The Council of Europe’s European Commission against Racism and Intolerance (ECRI), whose reports and standards are heavily relied upon in Strasbourg jurisprudence, defines racism as ‘the belief that a ground such as race, colour, language, religion, nationality or national or ethnic origin justifies contempt for a person or a group of persons, or the notion of superiority of a person or a group of persons’.
No less a body than the European Court of Human Rights has further elaborated that, “Having regard to the relevant international instruments…and to its own case-law, the Court would emphasise, in particular, that tolerance and respect for the equal dignity of all human beings constitute the foundations of a democratic, pluralistic society.

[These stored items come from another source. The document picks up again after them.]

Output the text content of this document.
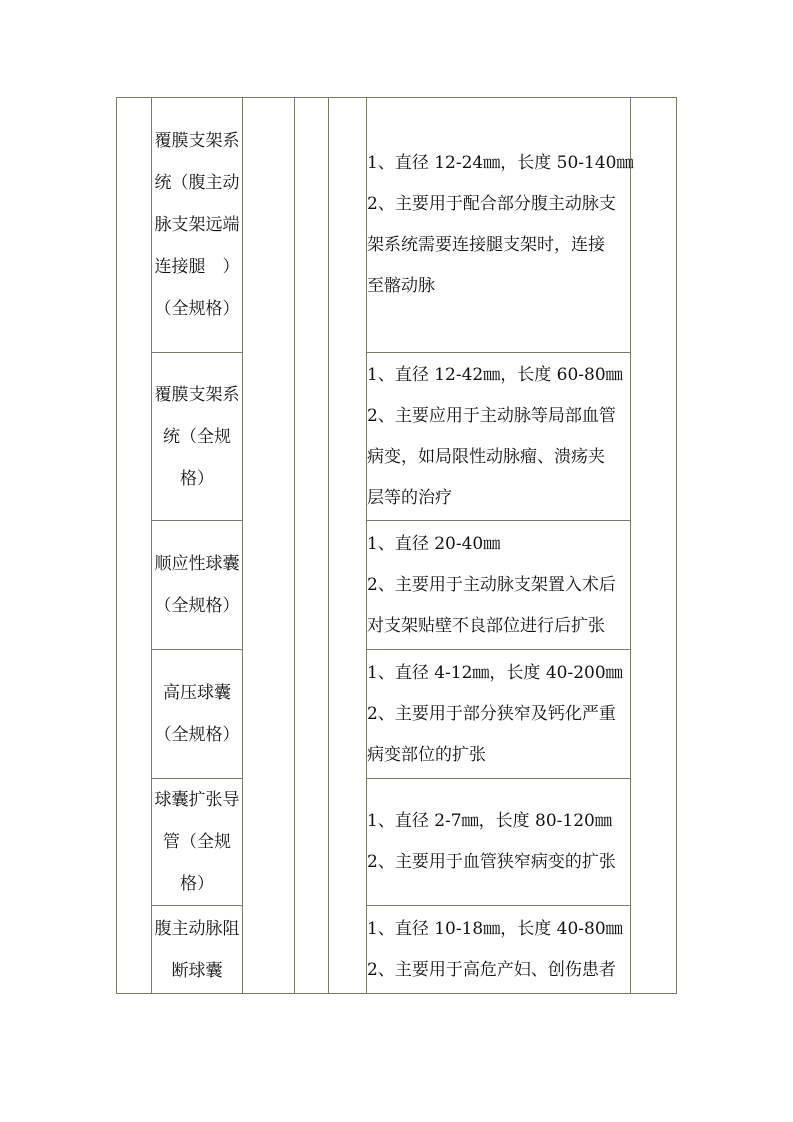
	覆膜支架系统（腹主动脉支架远端连接腿　）（全规格）				1、直径 12-24㎜，长度 50-140㎜
2、主要用于配合部分腹主动脉支
架系统需要连接腿支架时，连接
至髂动脉	

	覆膜支架系统（全规格）				1、直径 12-42㎜，长度 60-80㎜
2、主要应用于主动脉等局部血管
病变，如局限性动脉瘤、溃疡夹
层等的治疗	

	顺应性球囊（全规格）				1、直径 20-40㎜
2、主要用于主动脉支架置入术后
对支架贴壁不良部位进行后扩张	

	高压球囊（全规格）				1、直径 4-12㎜，长度 40-200㎜
2、主要用于部分狭窄及钙化严重
病变部位的扩张	

	球囊扩张导管（全规格）				1、直径 2-7㎜，长度 80-120㎜
2、主要用于血管狭窄病变的扩张	

	腹主动脉阻断球囊				1、直径 10-18㎜，长度 40-80㎜
2、主要用于高危产妇、创伤患者	
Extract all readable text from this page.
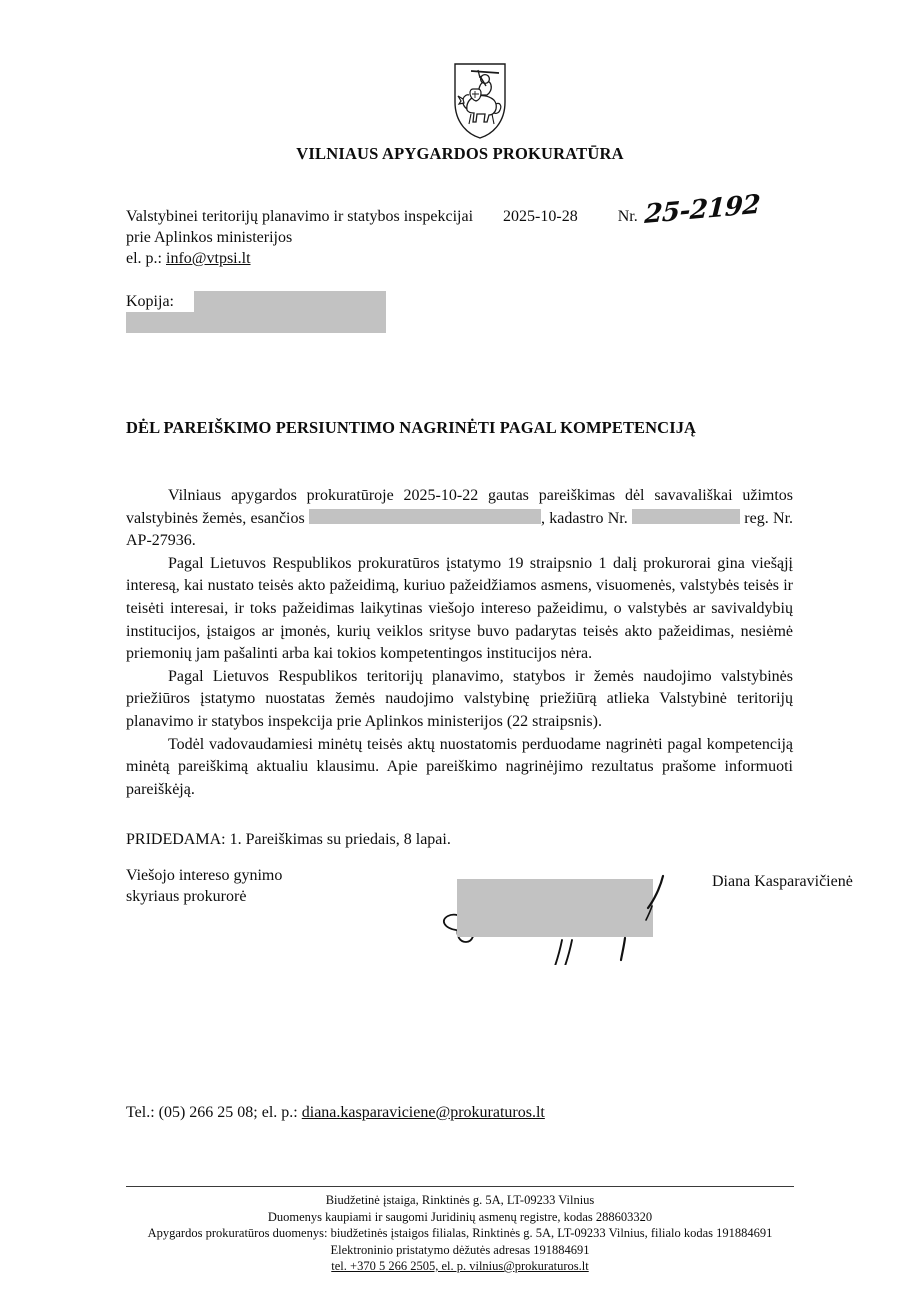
VILNIAUS APYGARDOS PROKURATŪRA
Valstybinei teritorijų planavimo ir statybos inspekcijai 2025-10-28	Nr. 25-2192
prie Aplinkos ministerijos
el. p.: info@vtpsi.lt
Kopija:
DĖL PAREIŠKIMO PERSIUNTIMO NAGRINĖTI PAGAL KOMPETENCIJĄ

Vilniaus apygardos prokuratūroje 2025-10-22 gautas pareiškimas dėl savavališkai užimtos valstybinės žemės, esančios	, kadastro Nr.	reg. Nr. AP-27936.

Pagal Lietuvos Respublikos prokuratūros įstatymo 19 straipsnio 1 dalį prokurorai gina viešąjį interesą, kai nustato teisės akto pažeidimą, kuriuo pažeidžiamos asmens, visuomenės, valstybės teisės ir teisėti interesai, ir toks pažeidimas laikytinas viešojo intereso pažeidimu, o valstybės ar savivaldybių institucijos, įstaigos ar įmonės, kurių veiklos srityse buvo padarytas teisės akto pažeidimas, nesiėmė priemonių jam pašalinti arba kai tokios kompetentingos institucijos nėra.

Pagal Lietuvos Respublikos teritorijų planavimo, statybos ir žemės naudojimo valstybinės priežiūros įstatymo nuostatas žemės naudojimo valstybinę priežiūrą atlieka Valstybinė teritorijų planavimo ir statybos inspekcija prie Aplinkos ministerijos (22 straipsnis).

Todėl vadovaudamiesi minėtų teisės aktų nuostatomis perduodame nagrinėti pagal kompetenciją minėtą pareiškimą aktualiu klausimu. Apie pareiškimo nagrinėjimo rezultatus prašome informuoti pareiškėją.

PRIDEDAMA: 1. Pareiškimas su priedais, 8 lapai.
Viešojo intereso gynimo
skyriaus prokurorė
Diana Kasparavičienė
Tel.: (05) 266 25 08; el. p.: diana.kasparaviciene@prokuraturos.lt
Biudžetinė įstaiga, Rinktinės g. 5A, LT-09233 Vilnius
Duomenys kaupiami ir saugomi Juridinių asmenų registre, kodas 288603320
Apygardos prokuratūros duomenys: biudžetinės įstaigos filialas, Rinktinės g. 5A, LT-09233 Vilnius, filialo kodas 191884691
Elektroninio pristatymo dėžutės adresas 191884691
tel. +370 5 266 2505, el. p. vilnius@prokuraturos.lt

That being so, as a matter of principle it may be considered necessary in certain democratic societies to sanction or even prevent all forms of expression which spread, incite, promote or justify hatred based on intolerance (including religious intolerance), provided that any ‘formalities’, ‘conditions’, ‘restrictions’ or ‘penalties’ imposed are proportionate.”
More recently, in December 2011, the Advisory Committee on the Framework Convention for the Protection of National Minorities publicly criticised the approach taken by both the Stormont Executive and British government in the Programme for Cohesion, Sharing and Integration (2010).

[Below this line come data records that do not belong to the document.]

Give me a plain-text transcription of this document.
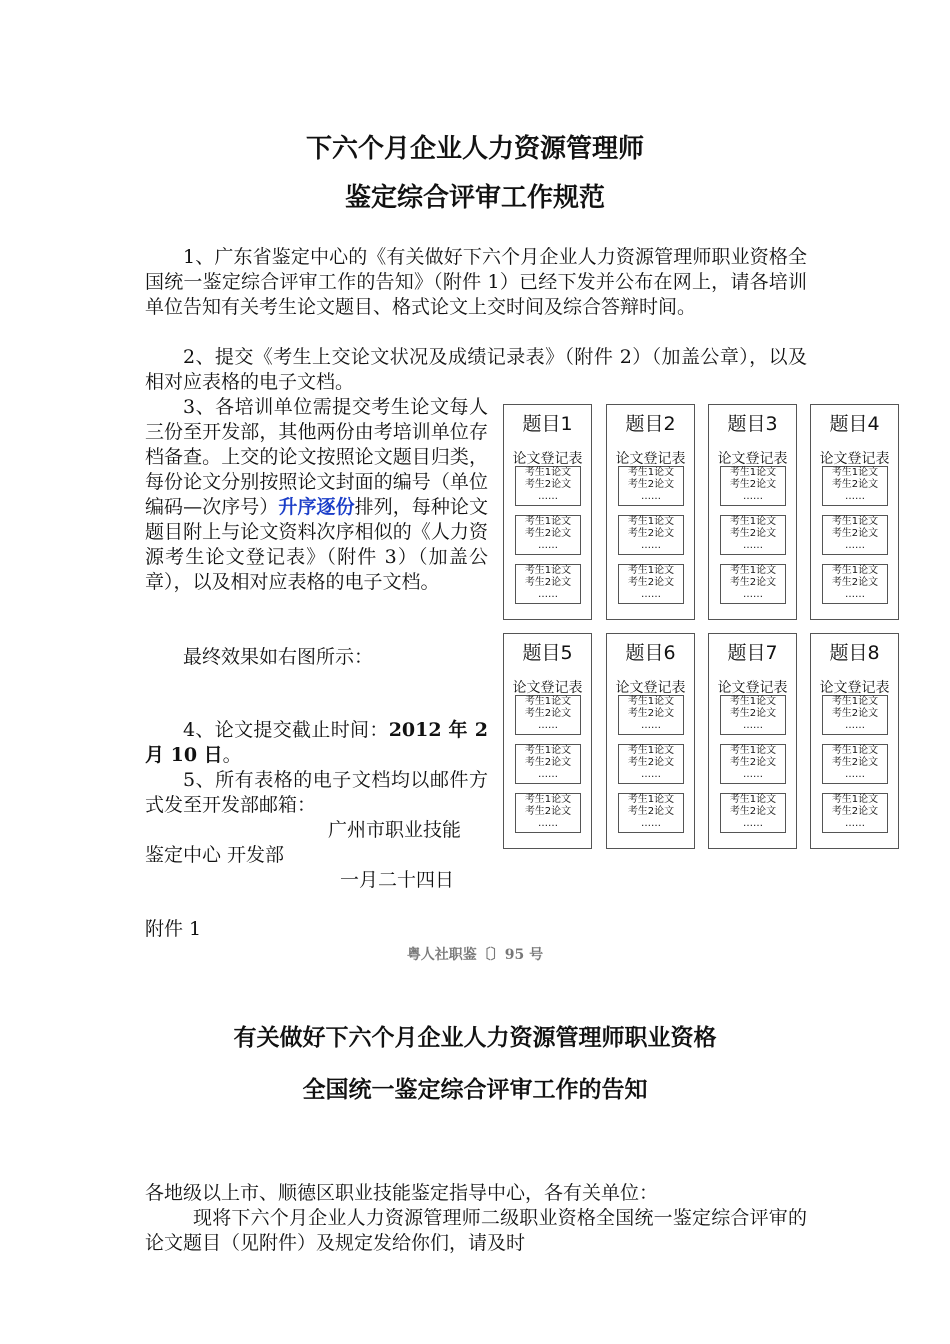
下六个月企业人力资源管理师
鉴定综合评审工作规范
1、广东省鉴定中心的《有关做好下六个月企业人力资源管理师职业资格全国统一鉴定综合评审工作的告知》（附件 1）已经下发并公布在网上，请各培训单位告知有关考生论文题目、格式论文上交时间及综合答辩时间。
2、提交《考生上交论文状况及成绩记录表》（附件 2）（加盖公章），以及相对应表格的电子文档。
3、各培训单位需提交考生论文每人三份至开发部，其他两份由考培训单位存档备查。上交的论文按照论文题目归类，每份论文分别按照论文封面的编号（单位编码—次序号）升序逐份排列，每种论文题目附上与论文资料次序相似的《人力资源考生论文登记表》（附件 3）（加盖公章），以及相对应表格的电子文档。
最终效果如右图所示：
4、论文提交截止时间：2012 年 2 月 10 日。
5、所有表格的电子文档均以邮件方式发至开发部邮箱：
广州市职业技能
鉴定中心 开发部
一月二十四日
附件 1
粤人社职鉴〔〕95 号
有关做好下六个月企业人力资源管理师职业资格
全国统一鉴定综合评审工作的告知
各地级以上市、顺德区职业技能鉴定指导中心，各有关单位：
现将下六个月企业人力资源管理师二级职业资格全国统一鉴定综合评审的论文题目（见附件）及规定发给你们，请及时
题目1
论文登记表
考生1论文
考生2论文
……
考生1论文
考生2论文
……
考生1论文
考生2论文
……
题目2
论文登记表
考生1论文
考生2论文
……
考生1论文
考生2论文
……
考生1论文
考生2论文
……
题目3
论文登记表
考生1论文
考生2论文
……
考生1论文
考生2论文
……
考生1论文
考生2论文
……
题目4
论文登记表
考生1论文
考生2论文
……
考生1论文
考生2论文
……
考生1论文
考生2论文
……
题目5
论文登记表
考生1论文
考生2论文
……
考生1论文
考生2论文
……
考生1论文
考生2论文
……
题目6
论文登记表
考生1论文
考生2论文
……
考生1论文
考生2论文
……
考生1论文
考生2论文
……
题目7
论文登记表
考生1论文
考生2论文
……
考生1论文
考生2论文
……
考生1论文
考生2论文
……
题目8
论文登记表
考生1论文
考生2论文
……
考生1论文
考生2论文
……
考生1论文
考生2论文
……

According to the Advisory Committee, treating sectarianism in the Six Counties as a distinct issue rather than as a form of racism is “problematic” in that it allows sectarianism to fall outside the scope of internationally accepted anti-discrimination and human rights protection standards.
Instead of ‘sectarian attacks’, ‘sectarian discrimination’, ‘sectarian harassment’, ‘sectarian politics’, ‘sectarian parades’ or ‘sectarian divisions’; imagine what the impact would be if a new conversation came about based upon a vocabulary circumscribed by international instruments and human rights-based case-law which define such unacceptable incidents, occurrences and events as racist.
Is that so unthinkable?
In the Six Counties, the harsh reality is that sectarian practices and sectarian politics are deemed to be normal and even legislated for. Organisations which advocate and openly underpin sectarianism are accepted as the norm and even financially rewarded by way of ‘peace and reconciliation’ and other funding.
Until sectarianism is acknowledged and recognised for what it really is – a form of racism – perhaps the simple garden spade should be designated as “an individually-operated manual earth-moving and/or excavation implement”.
Ultimately, the latter description only merely deflects attention away from reality.